Recep Tayip Erdogan entame jeudi 28 avril une visite officielle de deux jours en Arabie saoudite qui signe la fin de la brouille entre Ankara et Riyad après l'assassinat du journaliste Jamal Khashoggi en 2018. Preuve éclatante de l'opportunisme et du pragmatisme diplomatique du président turc. Ce voyage de réconciliation était attendu, depuis que la justice turque a décidé d'enterrer le dossier Khashoggi en le transférant en Arabie saoudite. Symboliquement, pour tourner cette page sanglante, la visite d'Erdogan à Riyad intervient deux jours avant la fin du Ramadan et de l’aïd El-Fitr.

Le président turc a besoin des pétrodollars de l'Arabie saoudite et des autres monarchies du Golfe pour renflouer une économie turque en grande difficulté. Erdogan s'est d'ailleurs aussi rabiboché récemment avec les Émirats arabes unis, très hostiles à la politique turque de promotion de l'islam politique. Alors que plusieurs pays arabes comme l'Égypte, la Jordanie ou encore les Émirats ont déjà renoué leurs relations avec la Syrie de Bachar Al-Assad, le président turc pourrait, lui aussi, à terme suivre cette voie et normaliser sa relation avec Damas. Ce serait alors le point d'aboutissement du rapprochement entre la Turquie et le monde arabe.
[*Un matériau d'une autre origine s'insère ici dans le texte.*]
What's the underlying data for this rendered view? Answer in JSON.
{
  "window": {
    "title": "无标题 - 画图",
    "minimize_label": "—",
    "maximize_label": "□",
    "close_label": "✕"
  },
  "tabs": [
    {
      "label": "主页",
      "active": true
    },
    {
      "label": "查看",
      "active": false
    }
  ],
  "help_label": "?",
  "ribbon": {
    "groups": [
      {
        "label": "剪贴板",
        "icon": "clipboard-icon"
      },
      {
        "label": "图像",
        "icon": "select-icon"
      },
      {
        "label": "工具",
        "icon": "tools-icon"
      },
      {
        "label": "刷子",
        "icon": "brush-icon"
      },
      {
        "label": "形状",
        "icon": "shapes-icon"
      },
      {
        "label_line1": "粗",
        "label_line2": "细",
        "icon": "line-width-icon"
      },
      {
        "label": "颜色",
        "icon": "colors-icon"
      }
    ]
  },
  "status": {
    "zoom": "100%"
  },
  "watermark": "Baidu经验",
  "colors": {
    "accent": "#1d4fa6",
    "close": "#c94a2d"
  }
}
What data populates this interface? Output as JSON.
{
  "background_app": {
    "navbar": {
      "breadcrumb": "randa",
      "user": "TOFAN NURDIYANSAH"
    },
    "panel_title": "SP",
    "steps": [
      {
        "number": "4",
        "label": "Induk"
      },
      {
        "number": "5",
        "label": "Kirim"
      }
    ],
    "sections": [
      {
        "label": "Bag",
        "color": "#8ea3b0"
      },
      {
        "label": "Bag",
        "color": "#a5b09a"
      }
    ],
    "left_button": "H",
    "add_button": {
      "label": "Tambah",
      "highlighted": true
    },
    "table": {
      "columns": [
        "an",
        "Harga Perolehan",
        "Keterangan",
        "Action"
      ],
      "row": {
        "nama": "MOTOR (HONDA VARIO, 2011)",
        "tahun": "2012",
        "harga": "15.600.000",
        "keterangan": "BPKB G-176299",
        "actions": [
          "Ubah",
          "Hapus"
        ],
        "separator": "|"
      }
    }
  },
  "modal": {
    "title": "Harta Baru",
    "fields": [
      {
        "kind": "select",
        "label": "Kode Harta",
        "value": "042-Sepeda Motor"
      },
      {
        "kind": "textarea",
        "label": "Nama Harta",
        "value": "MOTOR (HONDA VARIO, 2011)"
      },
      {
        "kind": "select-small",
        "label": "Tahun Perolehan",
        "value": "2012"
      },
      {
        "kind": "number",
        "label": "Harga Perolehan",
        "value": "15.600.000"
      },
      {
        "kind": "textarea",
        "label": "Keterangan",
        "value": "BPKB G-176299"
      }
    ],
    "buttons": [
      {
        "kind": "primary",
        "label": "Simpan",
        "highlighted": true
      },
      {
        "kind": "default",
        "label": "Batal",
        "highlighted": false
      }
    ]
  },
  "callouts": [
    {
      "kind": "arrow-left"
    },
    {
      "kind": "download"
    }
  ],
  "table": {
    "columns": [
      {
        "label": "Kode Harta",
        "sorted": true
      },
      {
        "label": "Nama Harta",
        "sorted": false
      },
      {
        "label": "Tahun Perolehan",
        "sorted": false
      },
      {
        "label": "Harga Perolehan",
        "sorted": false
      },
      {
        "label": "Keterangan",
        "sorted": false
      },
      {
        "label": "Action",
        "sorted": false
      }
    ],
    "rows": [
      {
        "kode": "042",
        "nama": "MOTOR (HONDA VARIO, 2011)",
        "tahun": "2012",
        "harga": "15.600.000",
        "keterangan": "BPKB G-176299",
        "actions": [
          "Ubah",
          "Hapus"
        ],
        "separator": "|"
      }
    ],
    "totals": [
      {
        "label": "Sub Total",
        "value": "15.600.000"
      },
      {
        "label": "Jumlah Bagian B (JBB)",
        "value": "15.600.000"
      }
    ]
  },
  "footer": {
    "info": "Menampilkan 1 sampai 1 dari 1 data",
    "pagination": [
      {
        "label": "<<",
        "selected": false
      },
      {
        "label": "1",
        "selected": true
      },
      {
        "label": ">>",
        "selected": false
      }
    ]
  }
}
Un mariage de raison plus que d'amour évidemment.

Erdogan joue sur tous les tableaux 

Non seulement, le président turc est opportuniste mais il est aussi un équilibriste. Il a condamné l'invasion militaire de Moscou en Ukraine et a ordonné la fermeture du détroit du Bosphore à la marine de guerre russe. La Turquie est un membre clé de l'OTAN, deuxième armée de l'organisation, après celle des États-Unis.  

Et en même temps, on apprend qu'Ankara compte poursuivre l'acquisition du système de défense anti-missile russe S-400, malgré son appartenance à l'Alliance atlantique. Au fond, Erdogan n'a pas l'intention de rompre avec Vladimir Poutine, avec qui il entretient une fausse rivalité sur plusieurs dossiers régionaux comme en Syrie ou en Libye. Ce n'est pas un hasard si Ankara a proposé dès le début sa médiation entre Russes et Ukrainiens. Les premières rencontres diplomatiques entre le deux parties après le déclenchement de la guerre ont eu lieu début mars dans la station balnéaire d'Antalya sur la côte méditerranéenne. Une façon pour Erdogan d'être gagnant à tous les coups... et ce quel que soit l'issue de la guerre en Ukraine.